Mr. Regis, now 40, says caring for his mother has had unexpected benefits. He and Ms. Danigelis, now 84, have joined forces to become activists, speaking together at schools and working with politicians to combat ageist hiring policies.

More recently, they’ve become neighbors instead of roommates. After Mr. Regis’s landlord in Manhattan raised the rent, it became more affordable for them to find separate apartments in Brooklyn.

“My mom was like, ‘I really appreciate everything you’ve done for me, but I would really like to have a room with a window,’” Mr. Regis said with a laugh.

He and Mr. Moll now pay $2,650 a month for their own place in Bedford-Stuyvesant, and Mr. Regis pays $3,100 a month for Ms. Danigelis to live a few blocks away in Clinton Hill in a studio apartment with a doorman — and a nice big window.

“I felt guilty at first, with her living by herself,” Mr. Regis said. “But I also wanted to take care of my relationship with my partner.”

Having more space has been good for everyone, he added; Mr. Moll recently brought Ms. Danigelis lunch and took her to get her nails done. It’s not easy to afford two leases, though. When they moved, Mr. Regis had to borrow money from a friend to pay the two security deposits and first month’s rent for both places, which he has since paid back.
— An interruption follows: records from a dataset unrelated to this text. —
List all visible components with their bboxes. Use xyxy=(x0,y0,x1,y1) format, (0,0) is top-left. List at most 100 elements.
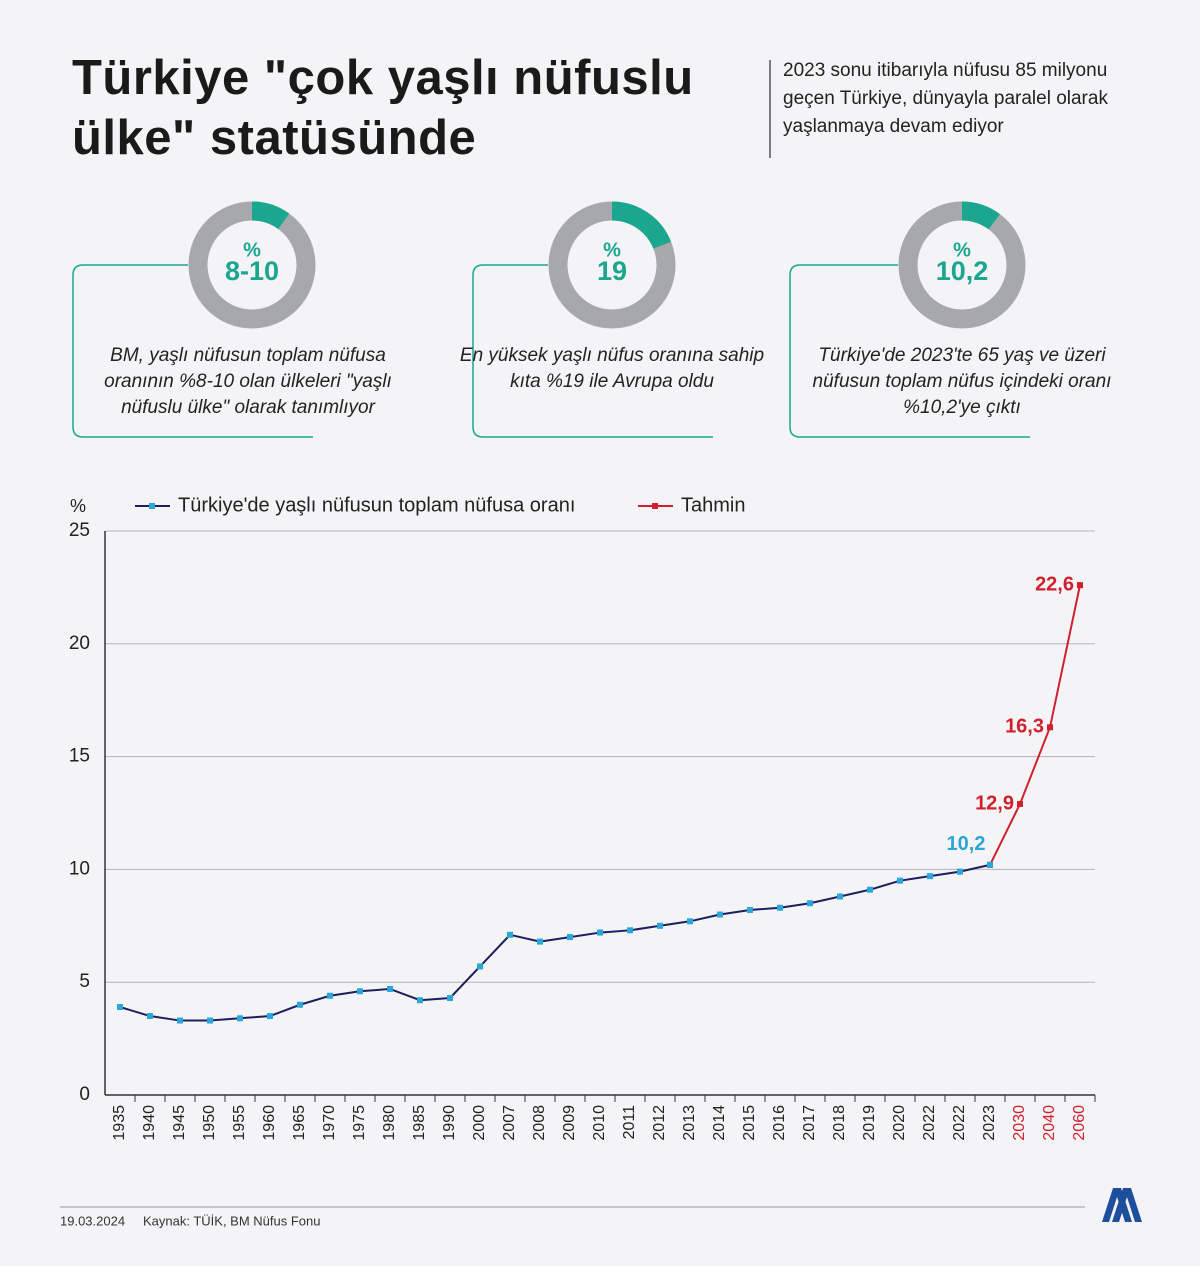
x-tick-label: 2022 xyxy=(921,1105,938,1141)
title: Türkiye "çok yaşlı nüfuslu ülke" statüsü… xyxy=(72,51,694,165)
x-tick-label: 2023 xyxy=(981,1105,998,1141)
x-tick-label: 2019 xyxy=(861,1105,878,1141)
data-point xyxy=(267,1013,273,1020)
footer-source: Kaynak: TÜİK, BM Nüfus Fonu xyxy=(143,1213,321,1228)
data-point xyxy=(387,985,393,992)
data-point xyxy=(627,927,633,934)
y-tick-label: 20 xyxy=(69,633,90,654)
x-tick-label: 2014 xyxy=(711,1105,728,1141)
data-point xyxy=(897,877,903,884)
data-point xyxy=(777,904,783,911)
value-label: 12,9 xyxy=(975,792,1014,814)
donut-value: 10,2 xyxy=(936,256,989,286)
x-tick-label: 1985 xyxy=(411,1105,428,1141)
data-point xyxy=(507,931,513,938)
legend-marker xyxy=(652,503,658,509)
donut-symbol: % xyxy=(243,239,261,261)
subtitle: 2023 sonu itibarıyla nüfusu 85 milyonu g… xyxy=(783,60,1108,137)
donut-symbol: % xyxy=(953,239,971,261)
x-tick-label: 2010 xyxy=(591,1105,608,1141)
x-tick-label: 2007 xyxy=(501,1105,518,1141)
data-point xyxy=(447,994,453,1001)
x-tick-label: 2020 xyxy=(891,1105,908,1141)
card-text: BM, yaşlı nüfusun toplam nüfusa oranının… xyxy=(104,345,392,418)
x-tick-label: 2018 xyxy=(831,1105,848,1141)
x-tick-label: 2060 xyxy=(1071,1105,1088,1141)
data-point xyxy=(957,868,963,875)
x-tick-label: 2017 xyxy=(801,1105,818,1141)
donut-symbol: % xyxy=(603,239,621,261)
data-point xyxy=(207,1017,213,1024)
y-tick-label: 10 xyxy=(69,858,90,879)
data-point xyxy=(837,893,843,900)
y-tick-label: 15 xyxy=(69,746,90,767)
value-label: 10,2 xyxy=(947,833,986,855)
data-point xyxy=(927,873,933,880)
y-tick-label: 25 xyxy=(69,520,90,541)
data-point xyxy=(687,918,693,925)
x-tick-label: 1990 xyxy=(441,1105,458,1141)
data-point xyxy=(597,929,603,936)
data-point xyxy=(717,911,723,918)
value-label: 22,6 xyxy=(1035,573,1074,595)
x-tick-label: 2013 xyxy=(681,1105,698,1141)
data-point xyxy=(567,934,573,941)
y-tick-label: 0 xyxy=(79,1084,90,1105)
card-text: Türkiye'de 2023'te 65 yaş ve üzeri nüfus… xyxy=(812,345,1112,418)
card-frame xyxy=(72,264,313,438)
data-point xyxy=(237,1015,243,1022)
card-text: En yüksek yaşlı nüfus oranına sahip kıta… xyxy=(459,345,765,392)
y-axis-label: % xyxy=(70,496,86,516)
donut-arc xyxy=(251,201,290,230)
x-tick-label: 1950 xyxy=(201,1105,218,1141)
data-point xyxy=(147,1013,153,1020)
x-tick-label: 1980 xyxy=(381,1105,398,1141)
data-point xyxy=(987,861,993,868)
x-tick-label: 2016 xyxy=(771,1105,788,1141)
series-line xyxy=(119,863,991,1022)
data-point xyxy=(807,900,813,907)
series-line xyxy=(989,584,1081,866)
data-point xyxy=(747,907,753,914)
data-point xyxy=(1047,724,1053,731)
data-point xyxy=(1017,800,1023,807)
data-point xyxy=(537,938,543,945)
x-tick-label: 1965 xyxy=(291,1105,308,1141)
card-frame xyxy=(789,264,1030,438)
x-tick-label: 2030 xyxy=(1011,1105,1028,1141)
data-point xyxy=(867,886,873,893)
x-tick-label: 1955 xyxy=(231,1105,248,1141)
footer-date: 19.03.2024 xyxy=(60,1213,125,1228)
x-tick-label: 1945 xyxy=(171,1105,188,1141)
y-tick-label: 5 xyxy=(79,971,90,992)
value-label: 16,3 xyxy=(1005,716,1044,738)
x-tick-label: 1940 xyxy=(141,1105,158,1141)
data-point xyxy=(297,1001,303,1008)
data-point xyxy=(657,922,663,929)
x-tick-label: 2011 xyxy=(621,1105,638,1140)
x-tick-label: 2040 xyxy=(1041,1105,1058,1141)
logo xyxy=(1102,1188,1142,1222)
x-tick-label: 2000 xyxy=(471,1105,488,1141)
x-tick-label: 1935 xyxy=(111,1105,128,1141)
data-point xyxy=(417,997,423,1004)
x-tick-label: 2008 xyxy=(531,1105,548,1141)
data-point xyxy=(1077,582,1083,589)
data-point xyxy=(177,1017,183,1024)
data-point xyxy=(357,988,363,995)
x-tick-label: 1975 xyxy=(351,1105,368,1141)
x-tick-label: 1970 xyxy=(321,1105,338,1141)
data-point xyxy=(477,963,483,970)
legend-label: Türkiye'de yaşlı nüfusun toplam nüfusa o… xyxy=(178,494,575,516)
legend-marker xyxy=(149,503,155,509)
x-tick-label: 2022 xyxy=(951,1105,968,1141)
x-tick-label: 1960 xyxy=(261,1105,278,1141)
donut-arc xyxy=(611,201,672,250)
donut-value: 8-10 xyxy=(225,256,279,286)
card-frame xyxy=(472,264,713,438)
data-point xyxy=(327,992,333,999)
donut-value: 19 xyxy=(597,256,627,286)
x-tick-label: 2009 xyxy=(561,1105,578,1141)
“I haven’t been able to save much overall, and I do wish I had more security,” he said. “But I do have a lot of faith in my community to show up for me when I’m in need.”

That time may be approaching. Ms. Danigelis was diagnosed with cancer a few months ago and has started chemotherapy; Mr. Regis visits her for at least two hours every day, accompanies her to all her doctor’s appointments and takes her to her treatments every Wednesday.

But her medical bills are another matter. He estimates that she owes more than $10,000, even after Medicare coverage. He isn’t sure what they’re going to do long term, especially since her Social Security benefits make her ineligible for Medicaid.

“We’re going to look into payment plans when we need to,” Mr. Regis said. “I haven’t co-signed anything. My job, first and foremost, is to keep her safe and comfortable.”

His efforts aren’t lost on Ms. Danigelis. “I can’t repay him for what he’s doing for me,” she said. “But I love him and I appreciate him, and I’m proud of him and I’m grateful to him. So I tell him that every chance I can get.”